Feds turn to Linux for scalability, reliability

'NO ONE BUYS an operating system,' said Paul Smith, vice president of government sales at Red Hat. 'They buy an application.' Hill Air Force Base was a heavy user of Oracle products, and Oracle 'just scales better on Red Hat.'

Hill is using Red Hat Enterprise Linux Version 5, which has received Common Operating Environment certification from the Defense Information Systems Agency, meeting DISA requirements for interoperability, performance and standards. It also received certification through the Common Criteria Evaluation and Validation Scheme, a cooperative effort of the United States, Canada and Europe that's spearheaded by the National Institute of Standards and Technology. CCEVS is 'sort of a Good Housekeeping Seal of approval' that a product is secure, Smith said.
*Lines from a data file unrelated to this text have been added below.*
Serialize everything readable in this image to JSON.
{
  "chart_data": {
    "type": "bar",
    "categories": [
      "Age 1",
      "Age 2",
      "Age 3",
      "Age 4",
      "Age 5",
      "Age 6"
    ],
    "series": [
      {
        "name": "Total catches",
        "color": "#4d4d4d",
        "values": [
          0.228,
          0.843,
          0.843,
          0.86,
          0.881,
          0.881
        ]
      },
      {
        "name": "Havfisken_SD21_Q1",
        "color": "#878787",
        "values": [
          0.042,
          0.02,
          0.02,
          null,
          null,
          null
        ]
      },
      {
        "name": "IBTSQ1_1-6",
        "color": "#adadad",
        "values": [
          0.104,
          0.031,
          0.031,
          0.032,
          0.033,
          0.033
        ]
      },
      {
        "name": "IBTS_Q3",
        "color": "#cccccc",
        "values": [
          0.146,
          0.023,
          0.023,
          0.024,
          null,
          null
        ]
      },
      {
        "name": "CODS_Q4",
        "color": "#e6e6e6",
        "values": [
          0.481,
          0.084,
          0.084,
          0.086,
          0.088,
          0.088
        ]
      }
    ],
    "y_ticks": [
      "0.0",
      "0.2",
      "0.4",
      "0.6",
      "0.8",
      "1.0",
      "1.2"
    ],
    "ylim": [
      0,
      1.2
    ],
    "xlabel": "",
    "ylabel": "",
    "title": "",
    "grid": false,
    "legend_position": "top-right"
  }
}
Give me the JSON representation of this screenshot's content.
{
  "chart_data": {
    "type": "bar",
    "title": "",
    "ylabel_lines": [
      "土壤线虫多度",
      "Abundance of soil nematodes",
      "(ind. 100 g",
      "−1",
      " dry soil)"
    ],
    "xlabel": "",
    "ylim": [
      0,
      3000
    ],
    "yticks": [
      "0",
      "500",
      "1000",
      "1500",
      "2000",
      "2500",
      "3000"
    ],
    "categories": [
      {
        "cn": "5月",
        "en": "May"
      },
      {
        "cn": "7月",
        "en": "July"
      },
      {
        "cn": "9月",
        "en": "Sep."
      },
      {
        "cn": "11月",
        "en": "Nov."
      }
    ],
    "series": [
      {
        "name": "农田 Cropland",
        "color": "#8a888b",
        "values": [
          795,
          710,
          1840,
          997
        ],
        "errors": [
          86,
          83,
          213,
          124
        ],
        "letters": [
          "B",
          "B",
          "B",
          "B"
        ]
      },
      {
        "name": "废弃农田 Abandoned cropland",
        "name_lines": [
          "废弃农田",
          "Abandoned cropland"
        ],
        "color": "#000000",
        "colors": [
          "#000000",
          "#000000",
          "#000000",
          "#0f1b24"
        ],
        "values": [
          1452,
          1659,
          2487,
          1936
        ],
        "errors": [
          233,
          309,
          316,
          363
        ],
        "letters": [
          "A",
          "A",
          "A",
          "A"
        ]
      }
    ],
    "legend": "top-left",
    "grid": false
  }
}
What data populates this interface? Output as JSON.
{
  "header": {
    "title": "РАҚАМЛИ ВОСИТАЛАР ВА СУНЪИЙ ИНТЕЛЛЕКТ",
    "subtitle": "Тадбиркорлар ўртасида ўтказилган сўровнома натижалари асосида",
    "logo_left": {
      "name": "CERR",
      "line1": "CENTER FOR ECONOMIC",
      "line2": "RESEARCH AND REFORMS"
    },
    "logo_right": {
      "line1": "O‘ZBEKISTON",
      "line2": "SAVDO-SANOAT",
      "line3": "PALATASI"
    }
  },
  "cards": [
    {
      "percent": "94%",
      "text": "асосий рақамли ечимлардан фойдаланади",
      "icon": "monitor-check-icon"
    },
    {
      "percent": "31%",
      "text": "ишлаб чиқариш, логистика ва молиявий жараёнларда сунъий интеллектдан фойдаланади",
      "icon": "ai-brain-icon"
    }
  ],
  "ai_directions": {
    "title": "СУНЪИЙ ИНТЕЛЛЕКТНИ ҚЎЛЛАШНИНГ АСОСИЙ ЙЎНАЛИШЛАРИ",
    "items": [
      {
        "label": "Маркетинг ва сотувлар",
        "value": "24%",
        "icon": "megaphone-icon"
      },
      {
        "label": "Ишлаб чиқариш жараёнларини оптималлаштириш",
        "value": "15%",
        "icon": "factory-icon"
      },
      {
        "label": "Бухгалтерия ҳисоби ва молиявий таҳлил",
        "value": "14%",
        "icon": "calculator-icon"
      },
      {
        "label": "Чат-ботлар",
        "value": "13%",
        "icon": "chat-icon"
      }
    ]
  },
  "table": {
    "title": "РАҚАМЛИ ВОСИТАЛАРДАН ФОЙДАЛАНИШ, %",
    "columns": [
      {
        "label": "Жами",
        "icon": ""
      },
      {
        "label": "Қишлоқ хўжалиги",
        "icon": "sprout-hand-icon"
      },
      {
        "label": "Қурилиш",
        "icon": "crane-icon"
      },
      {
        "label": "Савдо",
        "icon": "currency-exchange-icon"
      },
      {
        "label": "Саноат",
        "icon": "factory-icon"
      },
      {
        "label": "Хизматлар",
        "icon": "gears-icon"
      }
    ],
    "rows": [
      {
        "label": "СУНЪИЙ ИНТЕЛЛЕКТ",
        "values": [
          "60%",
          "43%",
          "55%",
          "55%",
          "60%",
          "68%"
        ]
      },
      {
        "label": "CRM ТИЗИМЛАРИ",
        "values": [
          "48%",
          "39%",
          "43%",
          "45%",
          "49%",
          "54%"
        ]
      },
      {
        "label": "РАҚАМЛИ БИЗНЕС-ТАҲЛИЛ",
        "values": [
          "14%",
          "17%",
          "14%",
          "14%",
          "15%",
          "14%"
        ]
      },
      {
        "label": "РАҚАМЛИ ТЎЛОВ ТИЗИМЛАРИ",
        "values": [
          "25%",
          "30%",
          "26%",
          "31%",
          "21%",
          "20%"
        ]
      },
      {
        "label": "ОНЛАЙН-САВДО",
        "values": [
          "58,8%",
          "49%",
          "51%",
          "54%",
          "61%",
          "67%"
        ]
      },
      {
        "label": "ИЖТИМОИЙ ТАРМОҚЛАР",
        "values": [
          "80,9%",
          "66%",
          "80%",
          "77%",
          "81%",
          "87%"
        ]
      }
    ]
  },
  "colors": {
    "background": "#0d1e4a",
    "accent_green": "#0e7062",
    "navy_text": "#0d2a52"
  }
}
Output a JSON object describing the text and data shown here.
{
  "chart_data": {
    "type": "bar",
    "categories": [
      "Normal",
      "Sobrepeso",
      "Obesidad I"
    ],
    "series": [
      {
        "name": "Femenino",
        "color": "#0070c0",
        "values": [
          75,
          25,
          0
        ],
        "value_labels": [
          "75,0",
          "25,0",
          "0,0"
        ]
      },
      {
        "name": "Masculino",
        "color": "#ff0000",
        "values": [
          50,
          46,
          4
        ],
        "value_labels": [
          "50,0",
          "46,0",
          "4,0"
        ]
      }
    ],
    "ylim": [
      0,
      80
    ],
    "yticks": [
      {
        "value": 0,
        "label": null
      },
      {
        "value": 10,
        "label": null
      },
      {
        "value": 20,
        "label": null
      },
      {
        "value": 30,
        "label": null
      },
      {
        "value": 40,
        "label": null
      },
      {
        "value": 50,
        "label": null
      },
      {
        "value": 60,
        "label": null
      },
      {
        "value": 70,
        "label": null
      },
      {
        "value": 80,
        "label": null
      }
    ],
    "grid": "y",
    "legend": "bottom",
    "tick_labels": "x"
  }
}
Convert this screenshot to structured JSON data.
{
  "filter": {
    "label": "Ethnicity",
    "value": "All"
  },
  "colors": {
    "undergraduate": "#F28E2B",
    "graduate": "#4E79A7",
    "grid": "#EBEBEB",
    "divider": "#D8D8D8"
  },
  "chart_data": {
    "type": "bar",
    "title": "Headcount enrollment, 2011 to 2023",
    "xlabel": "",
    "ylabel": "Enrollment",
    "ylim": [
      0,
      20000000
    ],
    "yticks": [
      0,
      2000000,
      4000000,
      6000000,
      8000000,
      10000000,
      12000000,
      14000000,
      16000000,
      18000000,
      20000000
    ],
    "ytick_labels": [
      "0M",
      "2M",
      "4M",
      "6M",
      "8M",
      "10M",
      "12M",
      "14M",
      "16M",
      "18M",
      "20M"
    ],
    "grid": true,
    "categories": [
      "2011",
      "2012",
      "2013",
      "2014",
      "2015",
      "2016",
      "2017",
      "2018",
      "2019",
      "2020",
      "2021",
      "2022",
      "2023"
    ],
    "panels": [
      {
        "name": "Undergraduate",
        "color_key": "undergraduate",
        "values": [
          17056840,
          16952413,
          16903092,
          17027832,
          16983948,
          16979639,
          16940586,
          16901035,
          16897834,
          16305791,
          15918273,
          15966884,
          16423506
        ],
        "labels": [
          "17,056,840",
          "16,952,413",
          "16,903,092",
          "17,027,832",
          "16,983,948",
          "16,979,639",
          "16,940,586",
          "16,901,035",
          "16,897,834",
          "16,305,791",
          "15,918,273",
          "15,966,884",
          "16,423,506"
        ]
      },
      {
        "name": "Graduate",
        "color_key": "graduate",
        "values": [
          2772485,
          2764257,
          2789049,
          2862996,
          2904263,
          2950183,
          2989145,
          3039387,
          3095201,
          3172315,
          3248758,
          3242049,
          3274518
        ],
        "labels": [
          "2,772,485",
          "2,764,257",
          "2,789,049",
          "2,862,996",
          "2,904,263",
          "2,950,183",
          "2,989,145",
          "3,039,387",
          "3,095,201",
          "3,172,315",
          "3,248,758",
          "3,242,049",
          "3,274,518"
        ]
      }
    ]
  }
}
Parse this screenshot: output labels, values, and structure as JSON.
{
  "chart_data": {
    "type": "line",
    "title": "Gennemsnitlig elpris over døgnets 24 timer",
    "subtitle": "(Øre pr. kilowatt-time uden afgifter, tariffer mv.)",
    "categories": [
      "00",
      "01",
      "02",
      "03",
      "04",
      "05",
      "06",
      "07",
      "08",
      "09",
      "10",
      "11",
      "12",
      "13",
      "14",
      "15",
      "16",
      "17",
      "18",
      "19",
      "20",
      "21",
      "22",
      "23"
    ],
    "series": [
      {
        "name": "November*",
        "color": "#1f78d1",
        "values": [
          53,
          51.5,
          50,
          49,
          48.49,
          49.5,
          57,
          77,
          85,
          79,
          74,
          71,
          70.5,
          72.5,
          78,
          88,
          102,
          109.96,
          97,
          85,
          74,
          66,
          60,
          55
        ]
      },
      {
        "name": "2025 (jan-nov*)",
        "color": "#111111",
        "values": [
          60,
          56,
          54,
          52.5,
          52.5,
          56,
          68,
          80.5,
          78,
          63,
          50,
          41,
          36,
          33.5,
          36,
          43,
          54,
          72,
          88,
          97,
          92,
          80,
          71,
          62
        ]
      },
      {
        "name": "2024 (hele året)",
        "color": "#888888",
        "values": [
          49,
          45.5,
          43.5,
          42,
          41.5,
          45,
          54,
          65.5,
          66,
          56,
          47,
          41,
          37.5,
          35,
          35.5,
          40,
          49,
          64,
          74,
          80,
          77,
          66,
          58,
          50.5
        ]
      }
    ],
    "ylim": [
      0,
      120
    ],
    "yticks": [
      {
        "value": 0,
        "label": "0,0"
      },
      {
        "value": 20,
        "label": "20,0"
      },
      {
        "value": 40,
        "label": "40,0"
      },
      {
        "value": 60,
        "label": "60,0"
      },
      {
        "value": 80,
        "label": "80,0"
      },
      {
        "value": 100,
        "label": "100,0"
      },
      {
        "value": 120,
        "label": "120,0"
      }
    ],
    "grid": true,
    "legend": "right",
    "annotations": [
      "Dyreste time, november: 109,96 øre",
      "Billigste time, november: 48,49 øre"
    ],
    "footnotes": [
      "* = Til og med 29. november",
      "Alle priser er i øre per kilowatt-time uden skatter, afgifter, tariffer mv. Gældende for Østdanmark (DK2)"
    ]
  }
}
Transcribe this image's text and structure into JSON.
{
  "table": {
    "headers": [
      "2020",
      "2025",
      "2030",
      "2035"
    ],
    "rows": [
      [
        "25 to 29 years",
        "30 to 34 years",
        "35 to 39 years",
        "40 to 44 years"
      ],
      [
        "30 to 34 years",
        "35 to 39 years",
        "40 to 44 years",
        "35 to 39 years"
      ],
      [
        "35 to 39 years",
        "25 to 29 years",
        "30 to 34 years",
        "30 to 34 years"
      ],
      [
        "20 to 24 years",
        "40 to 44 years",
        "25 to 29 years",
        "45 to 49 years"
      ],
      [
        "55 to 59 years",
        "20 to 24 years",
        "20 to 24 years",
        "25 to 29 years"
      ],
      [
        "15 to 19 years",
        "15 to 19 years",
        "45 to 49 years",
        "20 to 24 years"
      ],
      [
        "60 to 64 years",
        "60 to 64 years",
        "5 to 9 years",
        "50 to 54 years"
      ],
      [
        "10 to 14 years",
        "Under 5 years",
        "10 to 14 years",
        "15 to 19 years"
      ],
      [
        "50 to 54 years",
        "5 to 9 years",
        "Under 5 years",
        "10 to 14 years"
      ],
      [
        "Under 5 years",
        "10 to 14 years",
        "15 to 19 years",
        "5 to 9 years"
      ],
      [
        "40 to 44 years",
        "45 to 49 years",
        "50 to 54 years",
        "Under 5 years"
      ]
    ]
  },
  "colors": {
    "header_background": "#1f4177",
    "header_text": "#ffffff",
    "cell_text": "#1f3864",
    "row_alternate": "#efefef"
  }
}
Microsoft Windows just doesn't have a good reputation when it has to scale to an enterprise application that requires high levels of security, Smith said.

A number of government agencies have moved to Linux, including agencies that handle a lot of secure information, such as the Army, Navy and 'those three-letter intelligence agencies nobody likes to talk about but we know who they are,' Smith said. The Federal Aviation Administration switched to Linux because it needed its reliability for critical 'bet-your-life kind of applications,' he said.

The National Weather Service, the Census Bureau, the Postal Service, NIST and the Defense Department are also Red Hat Linux users.